Alan Pliev: It is unlikely that Georgia will venture into a full-scale war having in mind its disgraceful failure and the presence of Russian military bases in RSO”

Mon, 27/04/2009 - 18:28

In accordance with the NATO-Georgia military plans, on 6 May-1 June, military exercises will be held on the territory of Georgia with the participation of up to 1,300 military staff from about 20 countries. Do these military maneuvers imply any threat to the security of the Republic of South Ossetia and what sort of work should be done by RSO Defense Ministry and other structures to neutralize a possible escalation of the situation in South Ossetia throughout the period of preparation for the above exercise?
Yury Tanaev, Defense Minister of RSO:
These exercises in May-June bear no threat to South Ossetia since they spoke about 1,300 personnel, while we have 3,000 plus the Russian contingent. Potentially there is a threat, if the neighboring country carried out exercises in the vicinity to borderline area and other neighboring states or allies are involved, this speaks for their getting prepared for a war. This again underlines that Georgia did not accept the situation and that Georgia will attempt to tear away and seize our territories; their allies, that is, Western Europe and the United States are helping them in this and encourage them for a new aggression.

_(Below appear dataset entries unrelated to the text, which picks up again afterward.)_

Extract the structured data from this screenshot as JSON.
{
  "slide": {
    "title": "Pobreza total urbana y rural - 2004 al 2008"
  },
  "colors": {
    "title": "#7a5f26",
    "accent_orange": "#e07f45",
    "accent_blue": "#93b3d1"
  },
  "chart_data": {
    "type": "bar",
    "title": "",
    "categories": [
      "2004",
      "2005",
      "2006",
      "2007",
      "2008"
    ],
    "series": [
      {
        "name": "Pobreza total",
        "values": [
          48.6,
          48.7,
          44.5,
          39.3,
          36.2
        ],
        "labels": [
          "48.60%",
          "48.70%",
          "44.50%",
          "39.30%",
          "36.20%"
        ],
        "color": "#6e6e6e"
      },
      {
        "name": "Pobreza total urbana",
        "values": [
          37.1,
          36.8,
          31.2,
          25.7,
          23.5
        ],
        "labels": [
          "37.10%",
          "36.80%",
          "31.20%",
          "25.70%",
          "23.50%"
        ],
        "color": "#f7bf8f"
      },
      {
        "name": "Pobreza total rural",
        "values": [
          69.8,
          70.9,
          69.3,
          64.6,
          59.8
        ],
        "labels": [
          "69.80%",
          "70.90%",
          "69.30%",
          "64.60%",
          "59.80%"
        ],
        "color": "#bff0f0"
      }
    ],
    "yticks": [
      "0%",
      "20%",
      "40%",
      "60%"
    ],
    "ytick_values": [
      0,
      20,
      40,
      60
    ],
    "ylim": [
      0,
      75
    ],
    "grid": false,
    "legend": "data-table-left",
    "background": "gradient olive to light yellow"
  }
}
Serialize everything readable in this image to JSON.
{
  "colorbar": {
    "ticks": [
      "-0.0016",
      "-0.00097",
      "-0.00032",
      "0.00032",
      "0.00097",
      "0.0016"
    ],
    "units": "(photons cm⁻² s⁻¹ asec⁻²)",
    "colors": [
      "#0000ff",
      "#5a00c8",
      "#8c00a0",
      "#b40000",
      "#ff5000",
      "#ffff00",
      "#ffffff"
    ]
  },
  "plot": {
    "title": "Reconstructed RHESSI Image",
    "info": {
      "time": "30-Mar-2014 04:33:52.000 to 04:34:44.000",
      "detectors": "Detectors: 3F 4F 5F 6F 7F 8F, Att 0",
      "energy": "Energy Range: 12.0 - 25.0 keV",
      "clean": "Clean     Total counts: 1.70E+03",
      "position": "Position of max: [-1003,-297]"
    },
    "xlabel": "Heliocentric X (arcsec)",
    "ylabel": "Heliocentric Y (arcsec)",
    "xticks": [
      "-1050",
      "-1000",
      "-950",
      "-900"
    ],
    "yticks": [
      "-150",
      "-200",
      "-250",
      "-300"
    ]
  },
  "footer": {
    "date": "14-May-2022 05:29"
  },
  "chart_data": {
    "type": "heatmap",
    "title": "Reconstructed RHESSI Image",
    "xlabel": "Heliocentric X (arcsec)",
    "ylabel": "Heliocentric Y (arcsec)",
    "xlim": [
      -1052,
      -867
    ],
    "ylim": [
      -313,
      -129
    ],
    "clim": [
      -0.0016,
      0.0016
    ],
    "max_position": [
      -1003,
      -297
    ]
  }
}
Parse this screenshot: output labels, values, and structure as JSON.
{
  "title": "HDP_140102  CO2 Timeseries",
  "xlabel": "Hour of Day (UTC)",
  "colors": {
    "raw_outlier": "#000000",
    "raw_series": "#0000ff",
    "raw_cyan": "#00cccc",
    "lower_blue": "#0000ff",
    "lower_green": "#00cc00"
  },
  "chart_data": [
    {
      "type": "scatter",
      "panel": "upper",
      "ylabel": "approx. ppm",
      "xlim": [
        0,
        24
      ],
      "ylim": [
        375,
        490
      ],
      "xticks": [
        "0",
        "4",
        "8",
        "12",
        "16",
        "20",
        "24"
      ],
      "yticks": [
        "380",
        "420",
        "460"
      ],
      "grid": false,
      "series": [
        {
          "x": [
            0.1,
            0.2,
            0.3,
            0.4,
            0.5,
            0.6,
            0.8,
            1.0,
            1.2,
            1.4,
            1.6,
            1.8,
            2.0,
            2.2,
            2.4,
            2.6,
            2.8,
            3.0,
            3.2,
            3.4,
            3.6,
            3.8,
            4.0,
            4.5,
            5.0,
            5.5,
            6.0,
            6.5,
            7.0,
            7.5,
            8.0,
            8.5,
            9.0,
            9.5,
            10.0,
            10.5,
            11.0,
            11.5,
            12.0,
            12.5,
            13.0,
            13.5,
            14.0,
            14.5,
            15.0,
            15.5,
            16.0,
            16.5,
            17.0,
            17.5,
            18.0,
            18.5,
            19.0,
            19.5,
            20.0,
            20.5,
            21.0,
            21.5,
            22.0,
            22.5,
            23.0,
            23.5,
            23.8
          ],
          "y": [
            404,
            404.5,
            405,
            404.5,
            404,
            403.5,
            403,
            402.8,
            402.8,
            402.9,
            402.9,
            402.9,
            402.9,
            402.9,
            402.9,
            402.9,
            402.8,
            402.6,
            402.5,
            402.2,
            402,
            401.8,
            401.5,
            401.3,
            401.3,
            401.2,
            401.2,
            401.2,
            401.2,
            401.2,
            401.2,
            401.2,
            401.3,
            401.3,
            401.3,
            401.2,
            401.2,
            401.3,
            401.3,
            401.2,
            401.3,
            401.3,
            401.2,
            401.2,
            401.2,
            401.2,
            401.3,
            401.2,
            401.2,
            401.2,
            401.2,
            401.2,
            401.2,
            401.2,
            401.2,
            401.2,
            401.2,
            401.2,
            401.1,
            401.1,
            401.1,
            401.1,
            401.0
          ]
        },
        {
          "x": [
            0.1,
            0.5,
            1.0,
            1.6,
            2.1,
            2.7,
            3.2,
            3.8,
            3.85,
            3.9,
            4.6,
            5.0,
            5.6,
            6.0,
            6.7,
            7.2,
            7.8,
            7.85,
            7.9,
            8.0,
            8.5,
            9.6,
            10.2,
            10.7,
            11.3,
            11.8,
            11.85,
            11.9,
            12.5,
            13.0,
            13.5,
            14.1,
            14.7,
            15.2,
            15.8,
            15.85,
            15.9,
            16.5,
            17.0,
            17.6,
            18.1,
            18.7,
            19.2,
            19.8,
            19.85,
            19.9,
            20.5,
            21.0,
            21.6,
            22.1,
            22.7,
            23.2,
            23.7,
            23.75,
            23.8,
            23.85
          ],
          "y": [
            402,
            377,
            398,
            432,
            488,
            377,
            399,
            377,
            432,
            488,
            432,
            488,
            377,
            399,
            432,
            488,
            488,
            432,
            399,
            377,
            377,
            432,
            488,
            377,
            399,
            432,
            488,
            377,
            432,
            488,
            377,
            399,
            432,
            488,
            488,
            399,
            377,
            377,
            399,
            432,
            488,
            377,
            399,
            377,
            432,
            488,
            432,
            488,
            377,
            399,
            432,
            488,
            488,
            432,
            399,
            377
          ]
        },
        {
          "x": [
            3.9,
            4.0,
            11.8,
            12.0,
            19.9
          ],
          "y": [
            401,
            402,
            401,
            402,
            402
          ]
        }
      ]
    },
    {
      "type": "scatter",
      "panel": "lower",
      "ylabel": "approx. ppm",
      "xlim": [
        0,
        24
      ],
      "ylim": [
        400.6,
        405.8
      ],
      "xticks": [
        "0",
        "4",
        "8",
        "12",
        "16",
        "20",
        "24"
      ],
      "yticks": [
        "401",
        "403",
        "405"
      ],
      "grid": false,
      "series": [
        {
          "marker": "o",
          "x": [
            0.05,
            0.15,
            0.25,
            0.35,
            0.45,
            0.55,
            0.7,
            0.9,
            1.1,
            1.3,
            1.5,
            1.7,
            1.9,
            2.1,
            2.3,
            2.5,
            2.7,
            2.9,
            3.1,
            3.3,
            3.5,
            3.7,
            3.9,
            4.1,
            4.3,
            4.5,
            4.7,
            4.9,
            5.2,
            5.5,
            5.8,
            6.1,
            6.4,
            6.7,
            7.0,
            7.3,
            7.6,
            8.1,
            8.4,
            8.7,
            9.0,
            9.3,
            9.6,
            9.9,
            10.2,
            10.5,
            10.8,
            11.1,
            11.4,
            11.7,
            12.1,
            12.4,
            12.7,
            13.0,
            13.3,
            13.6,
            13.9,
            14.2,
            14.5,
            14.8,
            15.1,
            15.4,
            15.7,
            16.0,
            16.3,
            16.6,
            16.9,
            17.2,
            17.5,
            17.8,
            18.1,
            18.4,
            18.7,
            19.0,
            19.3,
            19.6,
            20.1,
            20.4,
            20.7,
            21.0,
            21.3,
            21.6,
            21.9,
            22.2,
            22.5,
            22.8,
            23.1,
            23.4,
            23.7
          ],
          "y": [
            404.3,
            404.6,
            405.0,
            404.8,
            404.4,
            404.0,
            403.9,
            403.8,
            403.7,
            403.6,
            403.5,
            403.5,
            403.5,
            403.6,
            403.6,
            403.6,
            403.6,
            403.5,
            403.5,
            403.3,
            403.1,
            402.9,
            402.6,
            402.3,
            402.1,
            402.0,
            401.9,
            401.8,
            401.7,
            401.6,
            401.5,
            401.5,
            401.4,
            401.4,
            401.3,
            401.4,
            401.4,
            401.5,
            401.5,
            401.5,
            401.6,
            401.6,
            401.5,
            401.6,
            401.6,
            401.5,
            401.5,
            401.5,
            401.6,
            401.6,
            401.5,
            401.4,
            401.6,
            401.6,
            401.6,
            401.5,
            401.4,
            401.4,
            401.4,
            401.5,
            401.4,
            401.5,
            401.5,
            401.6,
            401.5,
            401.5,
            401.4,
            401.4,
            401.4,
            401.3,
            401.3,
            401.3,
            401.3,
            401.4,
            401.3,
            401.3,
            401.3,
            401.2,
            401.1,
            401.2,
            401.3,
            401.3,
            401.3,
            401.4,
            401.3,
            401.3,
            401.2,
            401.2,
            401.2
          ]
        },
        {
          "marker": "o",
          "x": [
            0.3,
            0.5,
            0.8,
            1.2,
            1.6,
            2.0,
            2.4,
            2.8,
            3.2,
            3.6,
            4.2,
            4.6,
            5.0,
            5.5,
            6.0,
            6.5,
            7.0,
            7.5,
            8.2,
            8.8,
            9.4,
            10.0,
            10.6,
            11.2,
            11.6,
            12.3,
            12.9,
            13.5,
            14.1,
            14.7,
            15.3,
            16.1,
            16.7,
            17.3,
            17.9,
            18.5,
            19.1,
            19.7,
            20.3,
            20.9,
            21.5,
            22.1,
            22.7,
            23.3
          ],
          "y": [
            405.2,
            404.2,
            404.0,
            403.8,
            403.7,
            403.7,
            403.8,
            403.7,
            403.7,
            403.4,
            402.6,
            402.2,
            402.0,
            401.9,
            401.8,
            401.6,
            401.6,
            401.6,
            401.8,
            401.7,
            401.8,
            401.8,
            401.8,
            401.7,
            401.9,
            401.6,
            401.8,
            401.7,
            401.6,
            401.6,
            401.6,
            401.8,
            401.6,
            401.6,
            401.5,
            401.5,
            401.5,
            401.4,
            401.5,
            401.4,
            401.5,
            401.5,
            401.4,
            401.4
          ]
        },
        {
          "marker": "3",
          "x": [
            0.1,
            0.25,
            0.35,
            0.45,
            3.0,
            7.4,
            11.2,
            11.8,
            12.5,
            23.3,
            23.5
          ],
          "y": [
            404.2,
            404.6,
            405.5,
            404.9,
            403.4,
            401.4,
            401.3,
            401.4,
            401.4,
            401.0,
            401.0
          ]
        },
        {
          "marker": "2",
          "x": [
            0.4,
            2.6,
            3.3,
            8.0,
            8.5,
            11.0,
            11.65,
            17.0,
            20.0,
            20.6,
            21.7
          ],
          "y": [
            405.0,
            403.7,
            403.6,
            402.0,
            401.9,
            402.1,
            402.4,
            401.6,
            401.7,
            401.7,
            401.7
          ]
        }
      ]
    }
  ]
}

Alan Pliev, Deputy Foreign Minister of RSO:
It is clear that with these actions Georgia is trying to exacerbate the situation, and besides, we are having Parliament election on 31 May. Taking into consideration the intensive armament of the Georgian forces and the refusal of Georgia to sign the agreement on non-use of force, we can expect provocations with an actives support by Georgian mass media. However, it is unlikely that Georgia will ventures in a full-scale war having in mind their disgraceful failure and the presence of Russian military base in RSO. Certain incidents are possible.
it is for the neighboring country to decide whether to carry out or cancel military exercise, but the defense structures of South Ossetia should be in be on full alert.
Irina Kadzhaev, political scientist:
The threat to the security of South Ossetia coming from Georgia is still on the agenda and NATO continues feeding the aggressiveness of Tbilisi by helping in restoring military capacities of the Georgian army and organizing military exercise in the region of a recent full-scale war.
Today the situation is much more serious than before the August 2008. The then threat endangered only South Ossetia and Abkhazia, but after Russia’s recognition of these states’ independence and conclusion of agreements envisaging the presence of Russian armed forces on their territories, a possible recurrence of war will be limited to the Caucasus.
The new President of the United States did not bring about any crucial changes in relation to Georgia, but having a dominant role in NATO, he still insists on Georgia’s soonest joining the Alliance. If it happens, the world would face a more serious threat than the crises of the Cold War.
The previous experience of Georgia’s militarization showed that despite the warnings of his Western allies, the Saakashvili regime had unleashed the war. Tbilisi had not its lessons learnt from its failure and “restoration of territorial integrity” is still an idée fixe for the Georgian authorities. There are no guarantees that Georgia would give up its military ventures. Under the new realities, Georgia’s war against South Ossetia may easily turn into NATO’s war against Russia. This would be a third world war.